Making use of the scaling factor command in boundary conditions
This post describes how to use the scaling factor command to adjust time series inputs directly within a boundary condition block in your prefix.grok file. Conceptually, this allows users to scale boundary condition inputs— like fluxes or concentrations— on the fly, without needing to modify large or externally sourced input files. While a straightforward use is unit conversion, we find this command especially useful for quick input calibration during model tuning, allowing users to easily explore how different scaling choices influence model results.
This week’s post will explore HGS’s scaling factor command. Placed inside a boundary condition command, the scaling factor allows the user to scale the associated time series for the HGS run without the need to alter the raw input. Figure 1 is an excerpt from the example model we will be working with in this post and shows how the scaling factor command is to be set up within a boundary condition.
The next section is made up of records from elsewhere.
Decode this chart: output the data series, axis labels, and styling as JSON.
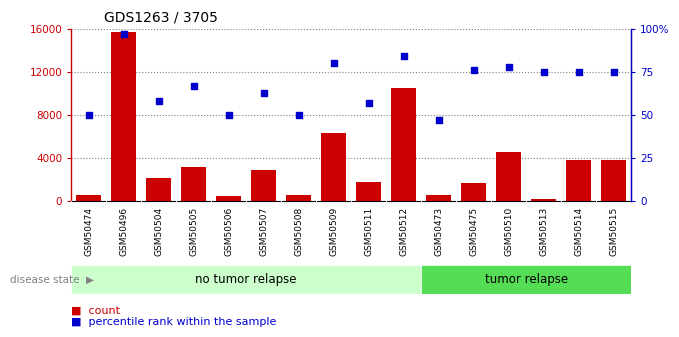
{
  "title": "GDS1263 / 3705",
  "samples": [
    "GSM50474",
    "GSM50496",
    "GSM50504",
    "GSM50505",
    "GSM50506",
    "GSM50507",
    "GSM50508",
    "GSM50509",
    "GSM50511",
    "GSM50512",
    "GSM50473",
    "GSM50475",
    "GSM50510",
    "GSM50513",
    "GSM50514",
    "GSM50515"
  ],
  "counts": [
    600,
    15700,
    2200,
    3200,
    500,
    2900,
    550,
    6300,
    1800,
    10500,
    550,
    1700,
    4600,
    200,
    3800,
    3800
  ],
  "percentiles": [
    50,
    97,
    58,
    67,
    50,
    63,
    50,
    80,
    57,
    84,
    47,
    76,
    78,
    75,
    75,
    75
  ],
  "no_tumor_count": 10,
  "tumor_count": 6,
  "no_tumor_label": "no tumor relapse",
  "tumor_label": "tumor relapse",
  "disease_state_label": "disease state",
  "legend_count_label": "count",
  "legend_percentile_label": "percentile rank within the sample",
  "bar_color": "#cc0000",
  "dot_color": "#0000cc",
  "no_tumor_bg": "#ccffcc",
  "tumor_bg": "#55dd55",
  "tick_bg": "#d0d0d0",
  "plot_bg": "#ffffff",
  "ylim_left": [
    0,
    16000
  ],
  "ylim_right": [
    0,
    100
  ],
  "yticks_left": [
    0,
    4000,
    8000,
    12000,
    16000
  ],
  "yticks_right": [
    0,
    25,
    50,
    75,
    100
  ],
  "ytick_labels_left": [
    "0",
    "4000",
    "8000",
    "12000",
    "16000"
  ],
  "ytick_labels_right": [
    "0",
    "25",
    "50",
    "75",
    "100%"
  ]
}
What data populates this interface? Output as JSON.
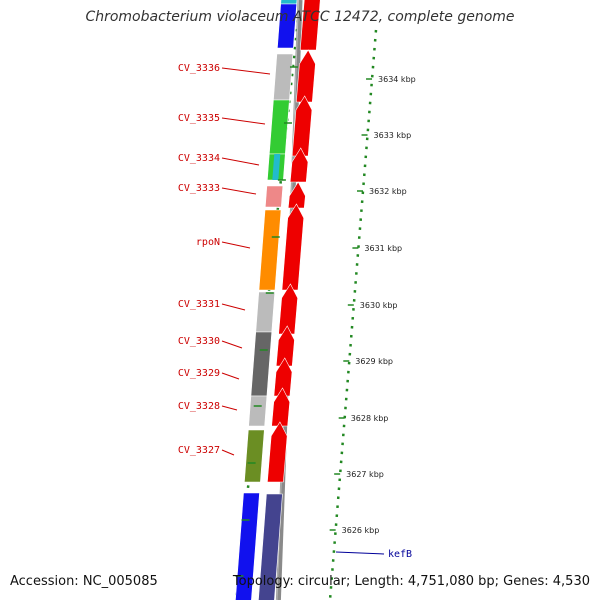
{
  "title": "Chromobacterium violaceum ATCC 12472, complete genome",
  "accession": "Accession: NC_005085",
  "topology": "Topology: circular; Length: 4,751,080 bp; Genes: 4,530",
  "gene_labels": [
    "CV_3336",
    "CV_3335",
    "CV_3334",
    "CV_3333",
    "rpoN",
    "CV_3331",
    "CV_3330",
    "CV_3329",
    "CV_3328",
    "CV_3327"
  ],
  "right_label": "kefB",
  "ticks": [
    "3634 kbp",
    "3633 kbp",
    "3632 kbp",
    "3631 kbp",
    "3630 kbp",
    "3629 kbp",
    "3628 kbp",
    "3627 kbp",
    "3626 kbp"
  ],
  "colors": {
    "gene_label": "#cc0000",
    "kef_label": "#000099",
    "dots": "#228822",
    "cds_forward": "#ee0000",
    "blue": "#1111ee",
    "navy": "#44448f",
    "cyan": "#22bbcc",
    "gray": "#bbbbbb",
    "green": "#33cc33",
    "pink": "#ee8888",
    "orange": "#ff8c00",
    "dark_gray": "#666666",
    "olive": "#6b8e23"
  }
}
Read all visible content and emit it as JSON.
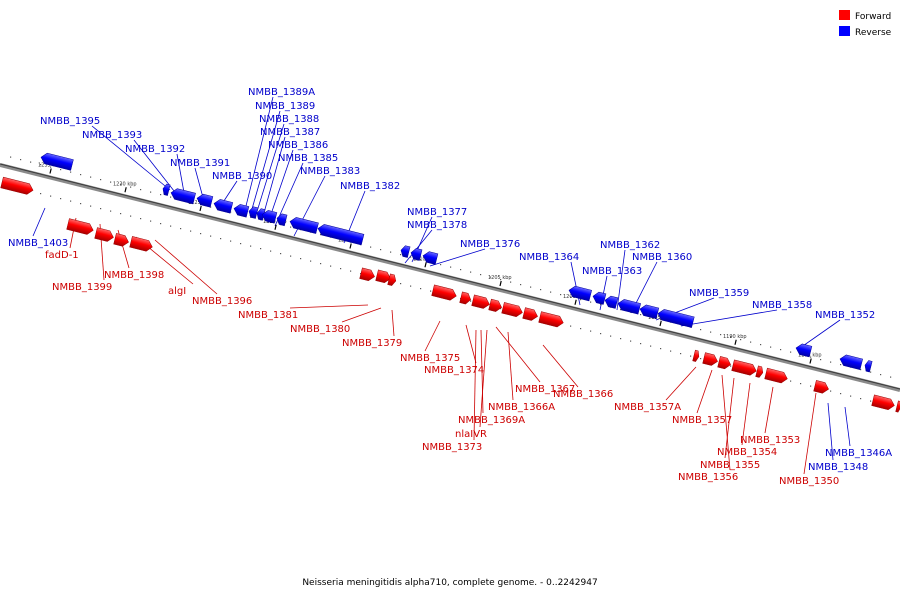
{
  "legend": {
    "forward": {
      "label": "Forward",
      "color": "#ff0000"
    },
    "reverse": {
      "label": "Reverse",
      "color": "#0000ff"
    }
  },
  "caption": "Neisseria meningitidis alpha710, complete genome. - 0..2242947",
  "ticks": [
    {
      "label": "1235 kbp"
    },
    {
      "label": "1230 kbp"
    },
    {
      "label": "1225 kbp"
    },
    {
      "label": "1220 kbp"
    },
    {
      "label": "1215 kbp"
    },
    {
      "label": "1210 kbp"
    },
    {
      "label": "1205 kbp"
    },
    {
      "label": "1200 kbp"
    },
    {
      "label": "1195 kbp"
    },
    {
      "label": "1190 kbp"
    },
    {
      "label": "1185 kbp"
    }
  ],
  "labels": [
    {
      "text": "NMBB_1395",
      "strand": "reverse"
    },
    {
      "text": "NMBB_1393",
      "strand": "reverse"
    },
    {
      "text": "NMBB_1392",
      "strand": "reverse"
    },
    {
      "text": "NMBB_1391",
      "strand": "reverse"
    },
    {
      "text": "NMBB_1390",
      "strand": "reverse"
    },
    {
      "text": "NMBB_1389A",
      "strand": "reverse"
    },
    {
      "text": "NMBB_1389",
      "strand": "reverse"
    },
    {
      "text": "NMBB_1388",
      "strand": "reverse"
    },
    {
      "text": "NMBB_1387",
      "strand": "reverse"
    },
    {
      "text": "NMBB_1386",
      "strand": "reverse"
    },
    {
      "text": "NMBB_1385",
      "strand": "reverse"
    },
    {
      "text": "NMBB_1383",
      "strand": "reverse"
    },
    {
      "text": "NMBB_1382",
      "strand": "reverse"
    },
    {
      "text": "NMBB_1377",
      "strand": "reverse"
    },
    {
      "text": "NMBB_1378",
      "strand": "reverse"
    },
    {
      "text": "NMBB_1376",
      "strand": "reverse"
    },
    {
      "text": "NMBB_1364",
      "strand": "reverse"
    },
    {
      "text": "NMBB_1362",
      "strand": "reverse"
    },
    {
      "text": "NMBB_1363",
      "strand": "reverse"
    },
    {
      "text": "NMBB_1360",
      "strand": "reverse"
    },
    {
      "text": "NMBB_1359",
      "strand": "reverse"
    },
    {
      "text": "NMBB_1358",
      "strand": "reverse"
    },
    {
      "text": "NMBB_1352",
      "strand": "reverse"
    },
    {
      "text": "NMBB_1403",
      "strand": "reverse"
    },
    {
      "text": "NMBB_1346A",
      "strand": "reverse"
    },
    {
      "text": "NMBB_1348",
      "strand": "reverse"
    },
    {
      "text": "fadD-1",
      "strand": "forward"
    },
    {
      "text": "NMBB_1399",
      "strand": "forward"
    },
    {
      "text": "NMBB_1398",
      "strand": "forward"
    },
    {
      "text": "algI",
      "strand": "forward"
    },
    {
      "text": "NMBB_1396",
      "strand": "forward"
    },
    {
      "text": "NMBB_1381",
      "strand": "forward"
    },
    {
      "text": "NMBB_1380",
      "strand": "forward"
    },
    {
      "text": "NMBB_1379",
      "strand": "forward"
    },
    {
      "text": "NMBB_1375",
      "strand": "forward"
    },
    {
      "text": "NMBB_1374",
      "strand": "forward"
    },
    {
      "text": "NMBB_1367",
      "strand": "forward"
    },
    {
      "text": "NMBB_1366A",
      "strand": "forward"
    },
    {
      "text": "NMBB_1366",
      "strand": "forward"
    },
    {
      "text": "NMBB_1369A",
      "strand": "forward"
    },
    {
      "text": "nlaIVR",
      "strand": "forward"
    },
    {
      "text": "NMBB_1373",
      "strand": "forward"
    },
    {
      "text": "NMBB_1357A",
      "strand": "forward"
    },
    {
      "text": "NMBB_1357",
      "strand": "forward"
    },
    {
      "text": "NMBB_1353",
      "strand": "forward"
    },
    {
      "text": "NMBB_1354",
      "strand": "forward"
    },
    {
      "text": "NMBB_1355",
      "strand": "forward"
    },
    {
      "text": "NMBB_1356",
      "strand": "forward"
    },
    {
      "text": "NMBB_1350",
      "strand": "forward"
    }
  ]
}
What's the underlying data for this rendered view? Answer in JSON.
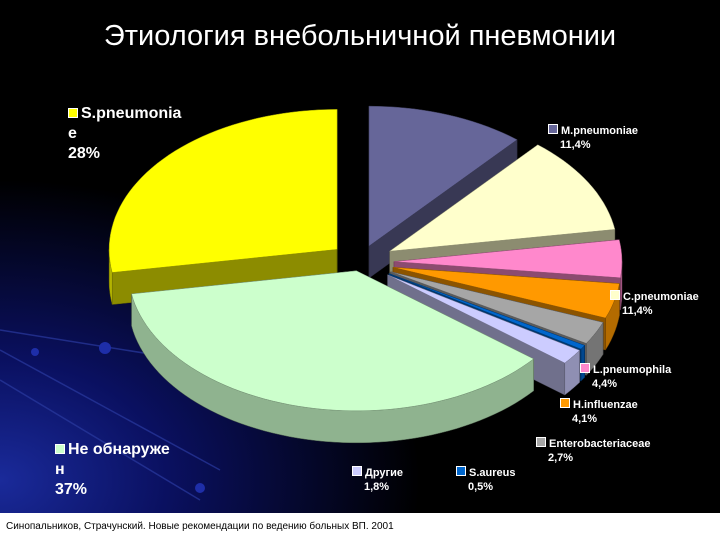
{
  "chart_data": {
    "type": "pie",
    "title": "Этиология внебольничной пневмонии",
    "categories": [
      "M.pneumoniae",
      "C.pneumoniae",
      "L.pneumophila",
      "H.influenzae",
      "Enterobacteriaceae",
      "S.aureus",
      "Другие",
      "Не обнаружен",
      "S.pneumoniae"
    ],
    "values": [
      11.4,
      11.4,
      4.4,
      4.1,
      2.7,
      0.5,
      1.8,
      37,
      28
    ],
    "value_labels": [
      "11,4%",
      "11,4%",
      "4,4%",
      "4,1%",
      "2,7%",
      "0,5%",
      "1,8%",
      "37%",
      "28%"
    ],
    "colors": [
      "#666699",
      "#ffffcc",
      "#ff88cc",
      "#ff9900",
      "#a6a6a6",
      "#0066cc",
      "#ccccff",
      "#ccffcc",
      "#ffff00"
    ],
    "note": "Синопальников, Страчунский. Новые рекомендации по ведению больных ВП. 2001"
  }
}
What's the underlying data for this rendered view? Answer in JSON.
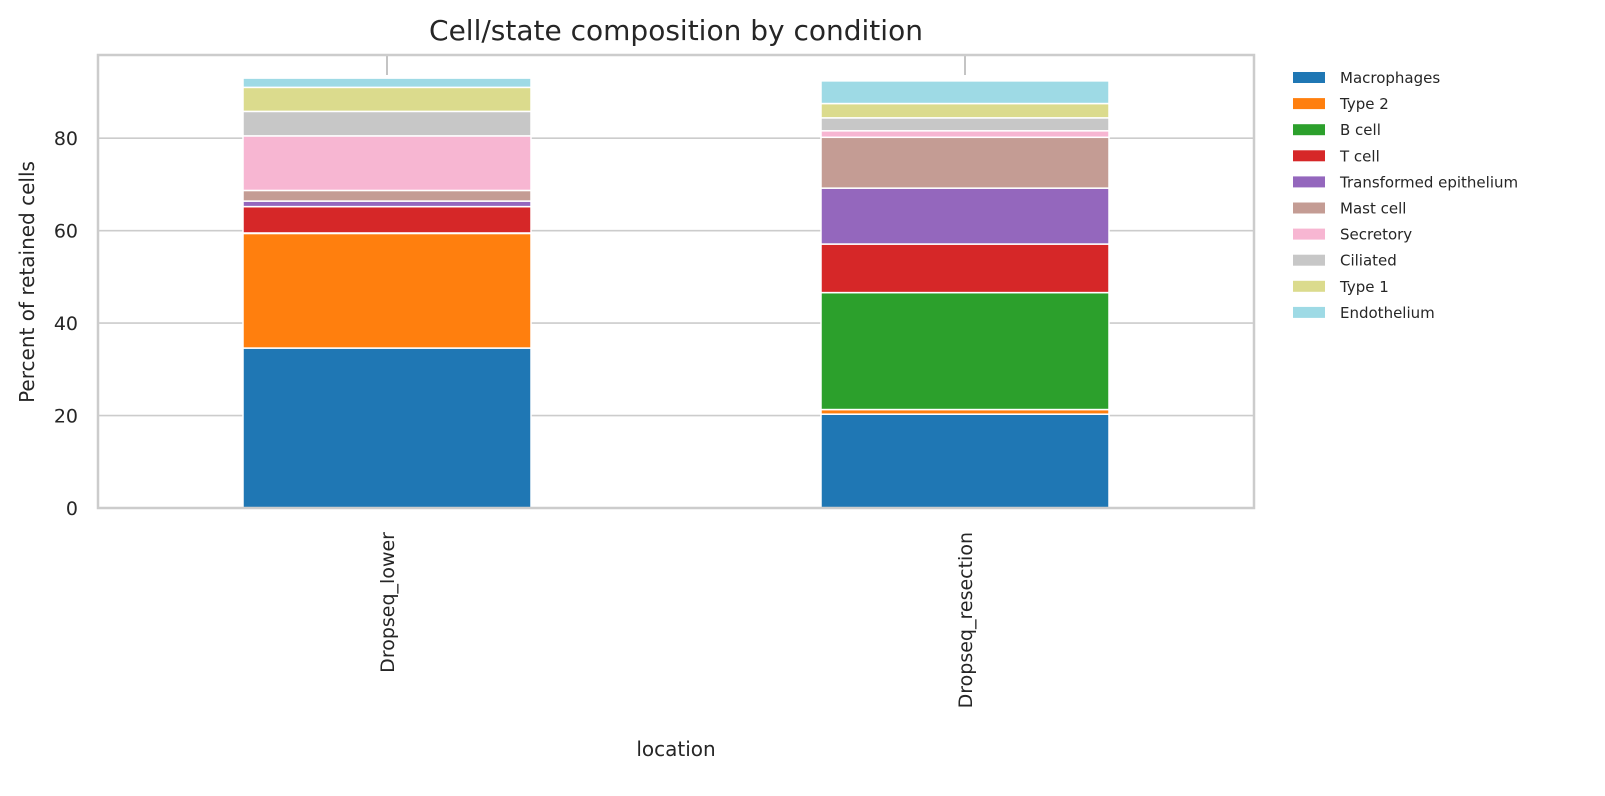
{
  "chart_data": {
    "type": "bar",
    "stacked": true,
    "title": "Cell/state composition by condition",
    "xlabel": "location",
    "ylabel": "Percent of retained cells",
    "ylim": [
      0,
      98
    ],
    "yticks": [
      0,
      20,
      40,
      60,
      80
    ],
    "grid": true,
    "legend_position": "outside-right",
    "categories": [
      "Dropseq_lower",
      "Dropseq_resection"
    ],
    "series": [
      {
        "name": "Macrophages",
        "color": "#1f77b4",
        "values": [
          34.6,
          20.3
        ]
      },
      {
        "name": "Type 2",
        "color": "#ff7f0e",
        "values": [
          24.8,
          1.0
        ]
      },
      {
        "name": "B cell",
        "color": "#2ca02c",
        "values": [
          0.1,
          25.3
        ]
      },
      {
        "name": "T cell",
        "color": "#d62728",
        "values": [
          5.7,
          10.5
        ]
      },
      {
        "name": "Transformed epithelium",
        "color": "#9467bd",
        "values": [
          1.2,
          12.1
        ]
      },
      {
        "name": "Mast cell",
        "color": "#c49c94",
        "values": [
          2.3,
          11.0
        ]
      },
      {
        "name": "Secretory",
        "color": "#f7b6d2",
        "values": [
          11.8,
          1.4
        ]
      },
      {
        "name": "Ciliated",
        "color": "#c7c7c7",
        "values": [
          5.3,
          2.8
        ]
      },
      {
        "name": "Type 1",
        "color": "#dbdb8d",
        "values": [
          5.2,
          3.1
        ]
      },
      {
        "name": "Endothelium",
        "color": "#9edae5",
        "values": [
          2.0,
          4.9
        ]
      }
    ]
  }
}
Figure 1: Setup of a scaling factor command
Of course, in the example above, scaling the input by a factor of 2 would have been trivial to do, even without the use of the scaling factor command. However, in most real-world cases where a time series might be made up of thousands of values and/or where the input is read in from a file that might be cumbersome to modify, the scaling factor command is a hassle-free way to scale the input from within the prefix.grok file.
Perhaps the most self-evident use case for the scaling factor is that of unit conversion. This post, however, will showcase another use case – that of on-the-fly input calibration. Because input scaling can be done so quickly via the scaling factor, the user can easily tweak the boundary condition inputs between runs. This can be helpful if the user has reason to suspect that an input might be biased in one way or the other.
Consider this simple model, a variation of the Abdul case.
For this model, we would like to scale the surface flux boundary condition to reproduce the observed output (solid red line) in Figure 2.
Figure 2: Output hydrographs as a function of scaling factor (SF)
After a few attempts we find that if we use a scaling factor of 1.35, we can get a pretty good approximation of the observed hydrograph.
Now, of course, it is unlikely that any real-world models would simply have a single degree of freedom as in this case, but hopefully this example has given you some inspiration on how to apply the scaling factor command in your own models.